Automated deadlock data collection

Automated deadlock data collection gathers crucial debug data when a potential deadlock is detected.

Automated deadlock data collection helps gather crucial debug data on detection of a potential deadlock. Messages similar to the following ones are written to the mmfs.log file:

Sat Jul 18 09:52:04.626 2015: [A] Unexpected long waiter detected:
2015-07-18 09:36:58: waiting 905.938 seconds on node c33f2in01:
SharedHashTabFetchHandlerThread 8397: on MsgRecordCondvar,
reason 'RPC wait' for tmMsgTellAcquire1
Sat Jul 18 09:52:04.627 2015: [I] Initiate debug data collection from
this node.
Sat Jul 18 09:52:04.628 2015: [I] Calling User Exit Script
gpfsDebugDataCollection: event deadlockDebugData,
Async command /usr/lpp/mmfs/bin/mmcommon.

What debug data is collected depends on the value of the configuration parameter debugDataControl. The default value is light and a minimum amount of debug data, the data that is most frequently needed to debug a GPFS issue, is collected. The value medium gets more debug data collected. The value heavy is meant to be used routinely by internal test teams only. The value verbose needed only for troubleshooting special cases and can result in very large dumps. No debug data is collected when the value none is specified. You can set different values for the debugDataControl parameter across nodes in the cluster. For more information, see the debugDataControl parameter in the topic mmchconfig command.

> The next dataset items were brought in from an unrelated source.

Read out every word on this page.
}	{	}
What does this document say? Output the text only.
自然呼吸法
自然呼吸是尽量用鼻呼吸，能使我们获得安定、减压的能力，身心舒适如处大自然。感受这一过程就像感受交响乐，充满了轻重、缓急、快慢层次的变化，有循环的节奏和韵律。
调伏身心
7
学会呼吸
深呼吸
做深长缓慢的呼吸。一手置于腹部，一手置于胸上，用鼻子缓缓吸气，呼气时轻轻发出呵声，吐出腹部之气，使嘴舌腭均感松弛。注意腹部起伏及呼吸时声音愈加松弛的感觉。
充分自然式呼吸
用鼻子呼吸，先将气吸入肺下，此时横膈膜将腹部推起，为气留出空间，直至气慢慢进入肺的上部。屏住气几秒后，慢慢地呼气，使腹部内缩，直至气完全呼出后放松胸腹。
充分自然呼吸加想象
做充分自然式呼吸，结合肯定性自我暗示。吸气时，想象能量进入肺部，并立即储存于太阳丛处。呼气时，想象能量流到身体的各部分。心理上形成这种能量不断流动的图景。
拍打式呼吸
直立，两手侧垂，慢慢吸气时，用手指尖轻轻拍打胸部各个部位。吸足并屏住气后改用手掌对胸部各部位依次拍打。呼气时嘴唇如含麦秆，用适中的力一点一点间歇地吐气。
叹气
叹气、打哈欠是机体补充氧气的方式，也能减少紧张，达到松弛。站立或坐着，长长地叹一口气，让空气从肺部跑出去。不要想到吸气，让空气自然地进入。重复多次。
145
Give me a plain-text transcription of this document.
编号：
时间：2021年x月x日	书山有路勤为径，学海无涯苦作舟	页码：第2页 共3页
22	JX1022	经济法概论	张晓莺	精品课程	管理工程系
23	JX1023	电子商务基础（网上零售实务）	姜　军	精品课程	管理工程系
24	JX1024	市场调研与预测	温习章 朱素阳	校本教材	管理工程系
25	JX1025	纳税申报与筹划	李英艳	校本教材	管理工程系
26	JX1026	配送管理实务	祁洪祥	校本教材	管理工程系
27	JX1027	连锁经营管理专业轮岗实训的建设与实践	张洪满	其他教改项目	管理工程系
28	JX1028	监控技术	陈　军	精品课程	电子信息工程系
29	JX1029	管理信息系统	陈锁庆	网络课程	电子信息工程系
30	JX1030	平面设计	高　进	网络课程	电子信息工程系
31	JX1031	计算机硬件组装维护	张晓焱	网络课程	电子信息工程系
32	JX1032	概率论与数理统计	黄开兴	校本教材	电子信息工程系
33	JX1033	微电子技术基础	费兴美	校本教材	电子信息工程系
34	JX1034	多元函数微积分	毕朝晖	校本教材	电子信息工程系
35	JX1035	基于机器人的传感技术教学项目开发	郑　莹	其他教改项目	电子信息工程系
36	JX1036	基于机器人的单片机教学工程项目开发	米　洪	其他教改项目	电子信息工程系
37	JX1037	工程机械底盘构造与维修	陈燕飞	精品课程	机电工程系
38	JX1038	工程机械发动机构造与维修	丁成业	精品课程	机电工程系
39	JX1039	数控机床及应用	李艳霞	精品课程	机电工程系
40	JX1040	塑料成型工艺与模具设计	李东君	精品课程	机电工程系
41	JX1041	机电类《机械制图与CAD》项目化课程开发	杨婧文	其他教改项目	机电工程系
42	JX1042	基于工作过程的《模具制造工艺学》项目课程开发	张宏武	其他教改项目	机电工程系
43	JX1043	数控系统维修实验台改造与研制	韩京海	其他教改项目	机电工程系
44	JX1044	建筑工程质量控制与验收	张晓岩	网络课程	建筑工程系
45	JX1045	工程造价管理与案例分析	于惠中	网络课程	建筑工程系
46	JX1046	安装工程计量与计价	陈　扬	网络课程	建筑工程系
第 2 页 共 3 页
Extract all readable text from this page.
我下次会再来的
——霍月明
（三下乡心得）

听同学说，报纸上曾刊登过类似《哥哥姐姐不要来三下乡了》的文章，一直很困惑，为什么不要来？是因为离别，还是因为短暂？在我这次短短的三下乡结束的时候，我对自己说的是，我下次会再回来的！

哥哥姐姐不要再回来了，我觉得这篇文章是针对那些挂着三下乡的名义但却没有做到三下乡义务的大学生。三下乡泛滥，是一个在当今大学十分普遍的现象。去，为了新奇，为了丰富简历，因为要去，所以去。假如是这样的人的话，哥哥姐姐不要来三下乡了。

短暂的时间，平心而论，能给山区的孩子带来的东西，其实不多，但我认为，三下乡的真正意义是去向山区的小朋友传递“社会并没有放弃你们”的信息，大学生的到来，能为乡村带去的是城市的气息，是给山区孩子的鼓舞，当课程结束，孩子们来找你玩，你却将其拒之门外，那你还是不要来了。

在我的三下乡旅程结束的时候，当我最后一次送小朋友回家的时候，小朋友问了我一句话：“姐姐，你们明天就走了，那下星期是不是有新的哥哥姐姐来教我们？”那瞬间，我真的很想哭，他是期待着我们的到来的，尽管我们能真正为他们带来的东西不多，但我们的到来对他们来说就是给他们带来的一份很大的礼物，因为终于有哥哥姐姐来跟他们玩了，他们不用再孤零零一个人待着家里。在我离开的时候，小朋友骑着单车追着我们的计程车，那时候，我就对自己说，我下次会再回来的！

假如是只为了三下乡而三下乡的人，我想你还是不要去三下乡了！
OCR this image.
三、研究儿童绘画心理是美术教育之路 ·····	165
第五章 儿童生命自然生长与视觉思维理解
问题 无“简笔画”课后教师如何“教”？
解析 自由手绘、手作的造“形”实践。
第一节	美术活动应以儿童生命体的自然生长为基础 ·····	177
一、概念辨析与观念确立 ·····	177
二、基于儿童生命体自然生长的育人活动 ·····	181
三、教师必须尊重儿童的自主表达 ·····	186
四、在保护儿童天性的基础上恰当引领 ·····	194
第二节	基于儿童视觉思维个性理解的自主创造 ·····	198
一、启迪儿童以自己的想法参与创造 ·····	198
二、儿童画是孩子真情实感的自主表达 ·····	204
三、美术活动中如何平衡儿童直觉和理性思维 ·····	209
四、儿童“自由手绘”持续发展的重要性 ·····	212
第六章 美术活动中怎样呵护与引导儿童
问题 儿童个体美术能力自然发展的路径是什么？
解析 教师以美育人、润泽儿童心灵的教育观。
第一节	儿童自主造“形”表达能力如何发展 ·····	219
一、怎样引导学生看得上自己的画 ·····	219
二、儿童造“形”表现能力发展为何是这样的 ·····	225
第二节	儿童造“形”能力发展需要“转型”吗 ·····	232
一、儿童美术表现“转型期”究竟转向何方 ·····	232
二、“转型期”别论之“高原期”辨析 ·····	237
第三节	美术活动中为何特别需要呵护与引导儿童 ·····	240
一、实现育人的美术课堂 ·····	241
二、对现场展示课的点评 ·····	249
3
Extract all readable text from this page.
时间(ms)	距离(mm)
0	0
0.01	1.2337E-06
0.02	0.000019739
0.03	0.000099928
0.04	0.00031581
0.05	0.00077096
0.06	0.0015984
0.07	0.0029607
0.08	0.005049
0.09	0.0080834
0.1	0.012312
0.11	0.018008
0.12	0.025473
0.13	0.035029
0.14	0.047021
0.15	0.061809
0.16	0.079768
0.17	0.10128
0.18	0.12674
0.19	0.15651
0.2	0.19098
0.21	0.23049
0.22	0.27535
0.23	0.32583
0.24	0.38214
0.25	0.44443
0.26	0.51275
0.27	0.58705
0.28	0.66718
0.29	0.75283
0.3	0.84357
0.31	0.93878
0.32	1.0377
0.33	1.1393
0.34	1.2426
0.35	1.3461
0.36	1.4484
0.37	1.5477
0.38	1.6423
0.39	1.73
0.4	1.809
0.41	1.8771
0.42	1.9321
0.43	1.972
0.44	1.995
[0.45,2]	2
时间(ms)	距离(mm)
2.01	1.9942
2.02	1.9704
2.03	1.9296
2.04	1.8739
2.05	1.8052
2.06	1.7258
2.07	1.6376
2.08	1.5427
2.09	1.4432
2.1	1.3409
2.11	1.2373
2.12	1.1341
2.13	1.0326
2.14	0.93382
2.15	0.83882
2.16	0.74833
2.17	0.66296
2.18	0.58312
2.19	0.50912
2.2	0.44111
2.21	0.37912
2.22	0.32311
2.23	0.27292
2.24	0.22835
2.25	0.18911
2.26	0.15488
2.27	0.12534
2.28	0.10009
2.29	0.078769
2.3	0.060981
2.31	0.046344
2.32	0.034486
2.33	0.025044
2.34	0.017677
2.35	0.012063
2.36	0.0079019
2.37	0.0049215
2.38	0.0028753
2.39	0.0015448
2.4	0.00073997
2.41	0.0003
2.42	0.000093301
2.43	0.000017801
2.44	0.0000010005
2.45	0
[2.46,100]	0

Automated deadlock data collection is enabled by default and controlled by the configuration parameter deadlockDataCollectionDailyLimit. This parameter specifies the maximum number of times debug data can be collected in a 24-hour period by automated deadlock data collection.

To view the current value of deadlockDataCollectionDailyLimit, enter the following command:

mmlsconfig deadlockDataCollectionDailyLimit

The system displays output similar to the following:

deadlockDataCollectionDailyLimit 3

To disable automated deadlock data collection, specify a value of 0 for deadlockDataCollectionDailyLimit.

Another configuration parameter, deadlockDataCollectionMinInterval, is used to control the minimum amount of time between consecutive debug data collections. The default is 3600 seconds or 1 hour.